上に記したようなことは『マルメロの陽光』の物語の要約として間違ったものではないだろうし、世のなかに流通しているこの映画の物語とそう変わりはしないだろう。物語上、油彩にせよ鉛筆デッサンにせよ、結局、ロペスはマルメロの実の上を照らす陽光を描き切ることができない。なぜロペスは失敗するのか。この問いを考える文章は数多く存在するのだが、大抵の場合、ロペスの試みは失敗するべくして失敗した云々と語られる2。その根拠とされるのは、日々成長するマルメロの木や一瞬一瞬移ろう陽光などいわば絶え間なく変化する対象を絵画という媒体で捉えようとすることにそもそも無理があるということだ。むろん外野がとやかく何を言おうが、ロペス自身は絵が完成しうるものだと考えているかもしれないし、マルメロの実の上に輝く陽光が描き切られる瞬間というものが訪れるのだとしても、そのときは当のロペスにしかわからないだろう。失敗は約束されているのか、それとも、成功する可能性がひそんでいるのか。ロペスの試みにかんしてこのような問いを立てる者はどちらにせよ、おそらく、次のことを考慮に入れていない。『マルメロの陽光』という映画においてアントニオ・ロペス・ガルシアという登場人物は実在する画家そのものではないし人間と呼べる存在でもないということ、もう一つはこの映画において陽光と呼べるものは、通常、誰もが思い浮かべる陽光のあり方をしていないということだ。もしこの二点が意識に浮かんでいないのであれば、それは無意識のうちにフィルターを通して映画を見ているからだ。具体的なことはのちほど述べるがこのフィルターが機能することで、人は、原理的にはスクリーンやディスプレイに映し出される像に過ぎない人の形をしたものを何の気なしに「アントニオ・ロペス・ガルシア」という「人間」として受け止め、あるいは、光学機器によってスクリーンやディスプレイに映し出される光をあたり前のように「陽光」として受け止める。それゆえに人は映画を円滑に見ることができるのだが、その裏では、見ること、聞くこと、そして思考することや書くことに至るまで自分の知覚が拘束されている。『マルメロの陽光』の映像と音をことこまかに追うと、映画を見る上で自明とされていることが自明ではなくなる、と同時に、ロペスの物語が別の相貌を帯び始める。この現象を、何度も映画を見返しながら記述する。

2 ロペスと〈ロペス〉

これから文章を書き進めるにあたり、通常、観客の目に映る「アントニオ・ロペス・ガルシア」という映画の登場人物を「ロペス」と呼ぶことにする。季節が秋から冬へと移り変わったある日のこと、時刻は夜、マリと呼ばれる人物がロペスをモデルに絵を描いている。ロペスはベッドに仰向けになりながらガラス玉を指先でゆらゆらと動かしているのだが、しばらくすると指先から力が抜けて玉が手からこぼれ落ちてしまう。ガラス玉の落下はしばしばロペスの死を暗示するといわれる3。ロペスは眠ったのか、それとも、死んだのか。ロペスは眠っていると理解するのが物語の流れを追う上でのいわゆる通常の見方といえるのだが、しかしこの見方を取ると、眠っている人と死んでいる人とではその人が不動で瞑目している限り映像上一切見分けがつかないということが無視される。ロペスが眠っている、あるいは、ロペスが死んでいる、などと明確に言及することができないままに映画の続きを見る。
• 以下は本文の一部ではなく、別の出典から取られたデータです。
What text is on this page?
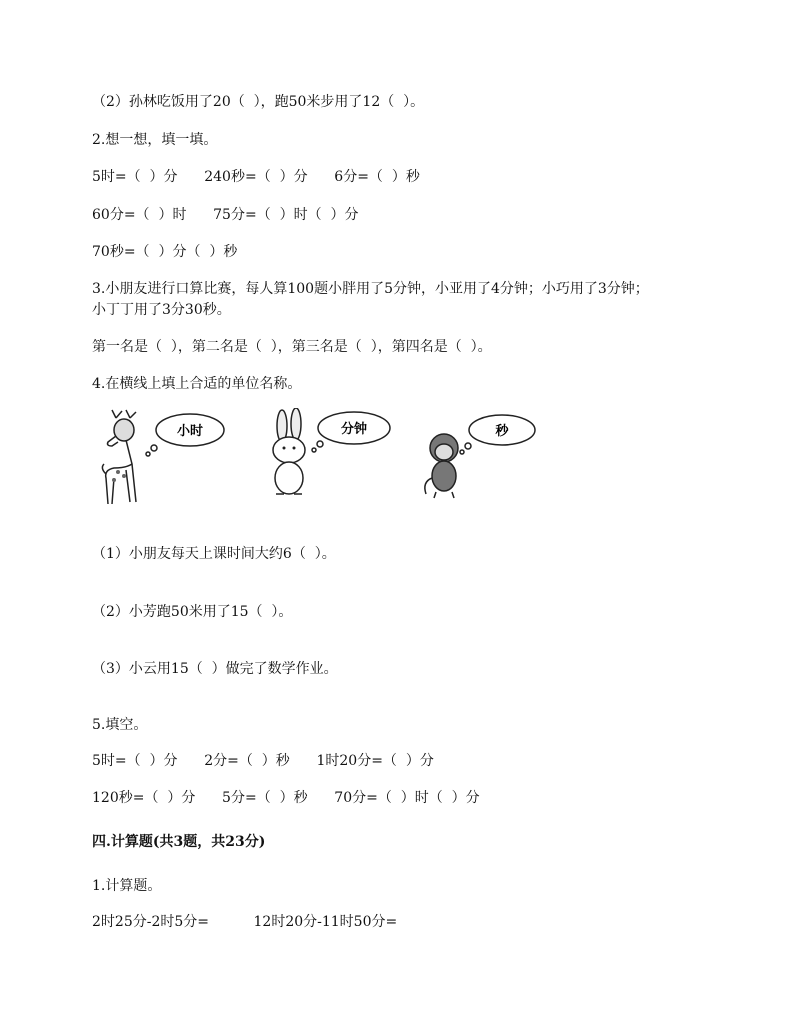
（2）孙林吃饭用了20（  ），跑50米步用了12（  ）。
2.想一想，填一填。
5时=（  ）分      240秒=（  ）分      6分=（  ）秒
60分=（  ）时      75分=（  ）时（  ）分
70秒=（  ）分（  ）秒
3.小朋友进行口算比赛，每人算100题小胖用了5分钟，小亚用了4分钟；小巧用了3分钟；
小丁丁用了3分30秒。
第一名是（  ），第二名是（  ），第三名是（  ），第四名是（  ）。
4.在横线上填上合适的单位名称。
小时	分钟	秒
（1）小朋友每天上课时间大约6（  ）。
（2）小芳跑50米用了15（  ）。
（3）小云用15（  ）做完了数学作业。
5.填空。
5时=（  ）分      2分=（  ）秒      1时20分=（  ）分
120秒=（  ）分      5分=（  ）秒      70分=（  ）时（  ）分
四.计算题(共3题，共23分)
1.计算题。
2时25分-2时5分=          12时20分-11时50分=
ガラス玉が落下してからいくつかのシーンが過ぎるとロペスの顔を型どった石膏のマスクや満月が映る。続いて真っ暗な部屋でベッドに仰向けになっているロペスの顔が映る。そしてロペスはマルメロの実にかんしてあれこれと語り始めるのだが、そのとき、画面に映っているロペスの口元は一切動くことはない(この一連のシーンを「モノローグシーン」と呼ぶ)。監督のインタビューや解説書の類のなかではしばしば「モノローグシーン」のなかでロペスがマルメロの実の夢を見ていると語られる4。観客、批評家、監督、誰でもよいが、ロペスが夢を見ているとされるシーンでは、この文章でフィルターと呼んでいるもののなかでも、スクリーンやディスプレイに映る人の形をした像を人間として認識させるフィルターの力が彼らのなかで遺憾なく発揮されている。しかしロペスというより映画の登場人物が夢を見ているかどうか観客には判断する術がない。仮に登場人物が見ている夢の光景なるものが画面にそのまま映し出されたとしても、それはその人物の目が覚めているときに見ているとされる光景と映像上なんら区別できないからだ。観客は映画の登場人物の夢を見ることなど決してできないし、あるいは、夢以外のものを見ることができない。登場人物が夢を見る機会があるとすれば、それは観客が画面に映るものを夢だとみなすとき以外にはない。「モノローグシーン」がロペスの夢であろうとなかろうとどうでもよい。わたしの興味はこのシーン中、ロペスがどこでなにを見ているのかにある。

「モノローグシーン」でロペスは次のことを語る。

ここはトメリョソ。私は生家の前にいる。広場のむこうに一度も見たことのない木立がある。遠くむこうにマルメロの濃い葉むらと黄金色の実が見える。木々の間に両親と私。他の人も一緒にいるが誰かはわからない。私たちは穏やかに談笑している。私たちの足はぬかるみに埋まっている。マルメロの実は枝にぶら下がったまま刻々、しわがより、軟らかになっている。やがて表皮に染みが広がり、動かぬ空気に発酵した香りが漂う。光景を観察している場所から、私が見ているものを他の人も見ているのかどうか私にはわからない。誰も気づいていないと思われる、すべてのマルメロの実が、どのように描写したらよいかわからない光のもとで熟れて腐ってゆくのを。その光は澄み切っているのに影を帯び、すべてを金属と灰に変える光だ。その光は夜の光でもなく黄昏の光でもない。夜明けの光でもない。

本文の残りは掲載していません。